Superintendent Lyn McKay reported that she had met the week before with 50 other superintendents of the Lower Hudson Council of Superintendents and a dozen legislators to discuss the pressures they feel from non-funded or unfunded mandates regulating transportation, fiscal reform and special education in a climate of diminishing funding.

For example, according to a December 9 Journal News article, Hudson Valley schools seek voice to reduce state mandates, if school districts were to succeed in changing the outside distance to which they are required to transport students to private schools from 15 miles to five miles, 14 school districts would save $3.5 million a year. 

McKay said that it would help greatly if the superintendents’ group were able at least to persuade Albany to “‘freeze and review all currently proposed and impending mandates’—just stop some of what they’re asking us to do, which includes evaluation of teachers and principals—at the pace they’re asking us to do it, as well as the additional assessing they’re asking us to do at that pace.” [The new Annual Professional Performance Review requirements by the State—a complex system of reviews of every principal and teacher every year—are due to be put into place in CCSD beginning the next school year.]

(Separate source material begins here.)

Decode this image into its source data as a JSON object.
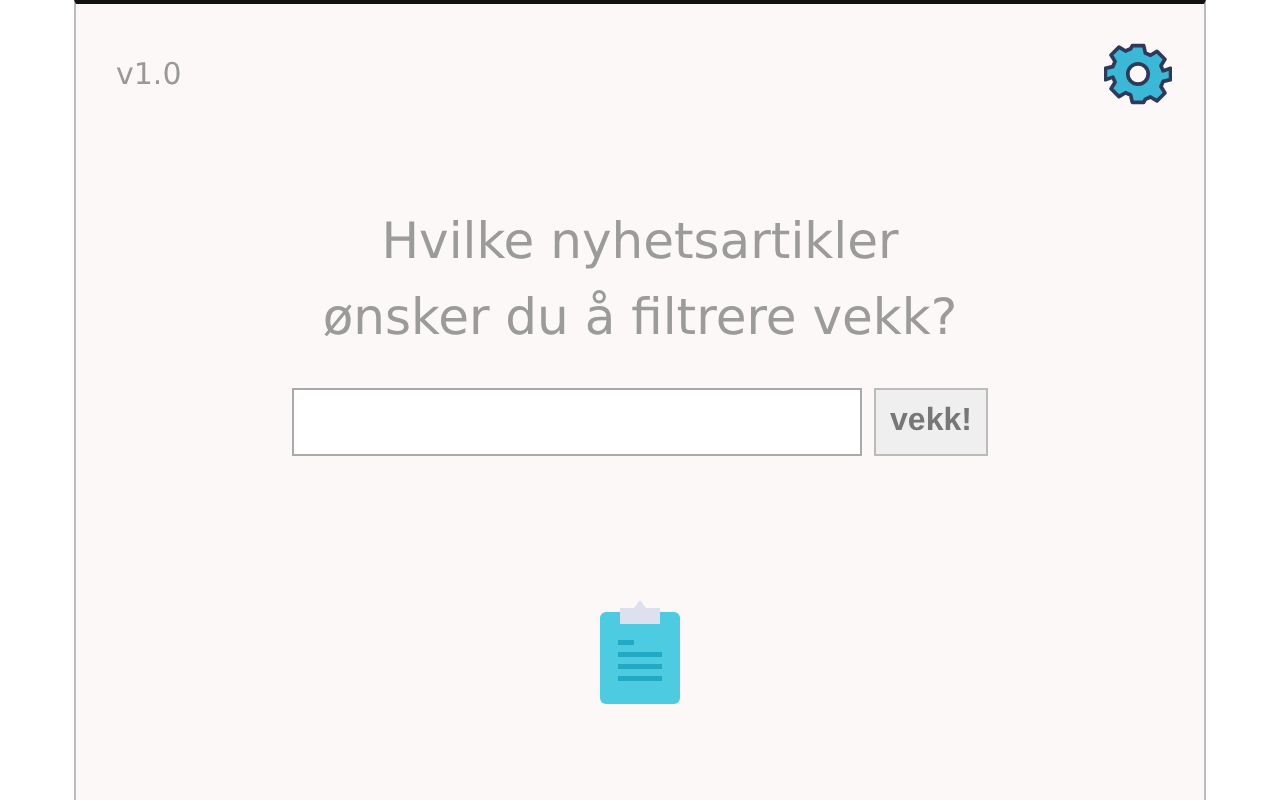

By way of financial context, according to the JN article, over the last three years, “30 of its member districts cut $179 million in programs and 1,559 staff positions — costing almost $11 million in unemployment costs. In the same period, the 30 districts lost more than $300 million in state and federal aid.”

“The superintendents’ group,” said McKay, “will now hire a firm and survey districts about mandate relief and transportation across several of our districts and counties.”